Setting off from Palo Alto in my father's Prius - an earlyish (2004 or so) NHW20, with fancy built-in nav system - I was in the navigator's seat, on account of being the one most likely to be able to operate the car's nav system. And, of course, I had my Magic Elf Box to fall back on.
After some poking, I managed to get the address punched in. It promptly told us to head for 101; my father, meanwhile, was making for 280. I got tired of being told to turn around, and found the "suspend navigation" button.
A few blocks later, as we headed west down Oregon Expressway, I noticed that the nav display had us several miles south, in Mountain View, near Rengstorff Avenue.
By the time we reached 280, the nav system was firmly convinced that we were in Boulder Creek, going cross-country through the redwoods in the general vicinity of 9.
I couldn't find any button for "please reassess our location and report back when you have a clue."
Somewhere around Hillsborough it came to its senses. When I noticed that the map display now matched the surroundings, I re-enabled navigation, and it worked OK the rest of the trip.
Glad I wasn't relying on it.
I remember in the old days of standalone GPS it took quite some time for the system to acquire enough satellites to get a good fix.

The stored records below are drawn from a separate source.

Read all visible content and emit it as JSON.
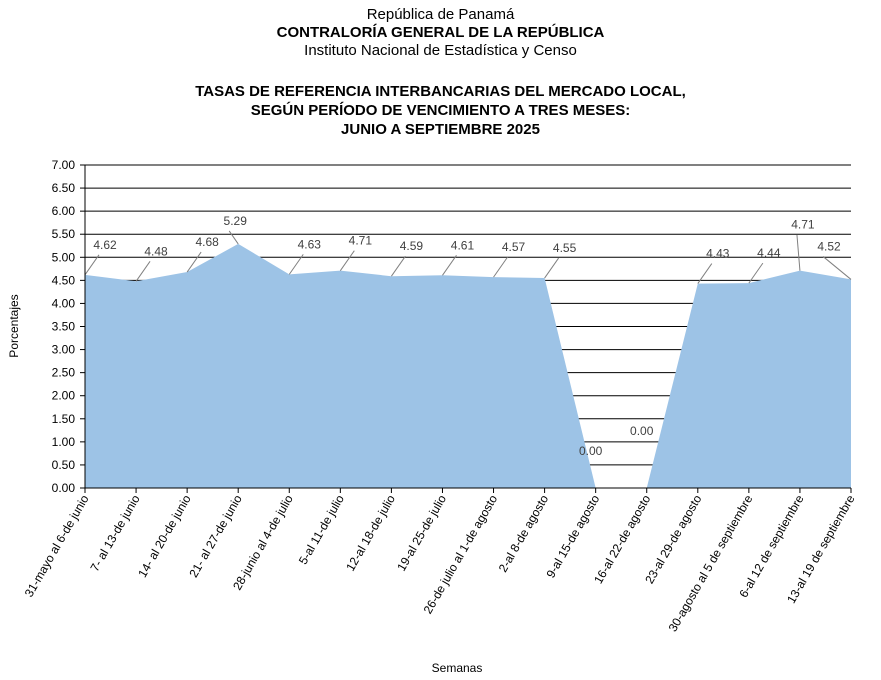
{
  "header": {
    "country": "República de Panamá",
    "institution": "CONTRALORÍA GENERAL DE LA REPÚBLICA",
    "institute": "Instituto  Nacional de Estadística y Censo"
  },
  "chart_data": {
    "type": "area",
    "title": [
      "TASAS DE REFERENCIA INTERBANCARIAS DEL MERCADO LOCAL,",
      "SEGÚN PERÍODO DE VENCIMIENTO A TRES MESES:",
      "JUNIO A  SEPTIEMBRE 2025"
    ],
    "xlabel": "Semanas",
    "ylabel": "Porcentajes",
    "ylim": [
      0,
      7
    ],
    "yticks": [
      "0.00",
      "0.50",
      "1.00",
      "1.50",
      "2.00",
      "2.50",
      "3.00",
      "3.50",
      "4.00",
      "4.50",
      "5.00",
      "5.50",
      "6.00",
      "6.50",
      "7.00"
    ],
    "grid": true,
    "fill_color": "#9dc3e6",
    "categories": [
      "31-mayo al 6-de junio",
      "7- al 13-de junio",
      "14- al 20-de junio",
      "21- al 27-de junio",
      "28-junio al 4-de julio",
      "5-al 11-de julio",
      "12-al 18-de julio",
      "19-al 25-de julio",
      "26-de julio al 1-de agosto",
      "2-al 8-de agosto",
      "9-al 15-de agosto",
      "16-al 22-de agosto",
      "23-al 29-de agosto",
      "30-agosto al 5 de septiembre",
      "6-al 12 de septiembre",
      "13-al 19 de septiembre"
    ],
    "values": [
      4.62,
      4.48,
      4.68,
      5.29,
      4.63,
      4.71,
      4.59,
      4.61,
      4.57,
      4.55,
      0.0,
      0.0,
      4.43,
      4.44,
      4.71,
      4.52
    ],
    "value_labels": [
      "4.62",
      "4.48",
      "4.68",
      "5.29",
      "4.63",
      "4.71",
      "4.59",
      "4.61",
      "4.57",
      "4.55",
      "0.00",
      "0.00",
      "4.43",
      "4.44",
      "4.71",
      "4.52"
    ]
  }
}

Since I've been using smartphones for navigation, they almost always find the satellites much faster. I think it's due to using Assisted GPS, where the GPS system gets a table off the network to help it start looking in the right location instead of searching the entire sky.
Posted by: philip.ngai | Tuesday, 20 January 2015 at 12:14
I still have an old standalone Magic 8 Ball that I use in my car. Normally, it rides in the glove compartment, remembering having been put there in my driveway.
If I take it out in some other location and power it up, it continues to think it's in my driveway for the couple of minutes it takes to find some satellites and get a fix.
The Sunday adventure, though... the GPS woke up knowing exactly where it was, tracked our route correctly for a while, then after a couple of minutes decided it was somewhere else, and got increasingly wrong for the next ten minutes or so.
So, there must be something wacky with that particular nav system, or with Toyota's software. It may be old, but it's recent enough that it ought to work better than that.
(Yes, the location-enhancement tricks used by smartphones are a big help in getting a quick fix, and in keeping power consumption down - but there have also been big improvements in standalone GPS receivers the past several years. Look at the specs on some of the new economy-model modules, and compare to those of a few years ago: the progress is impressive.)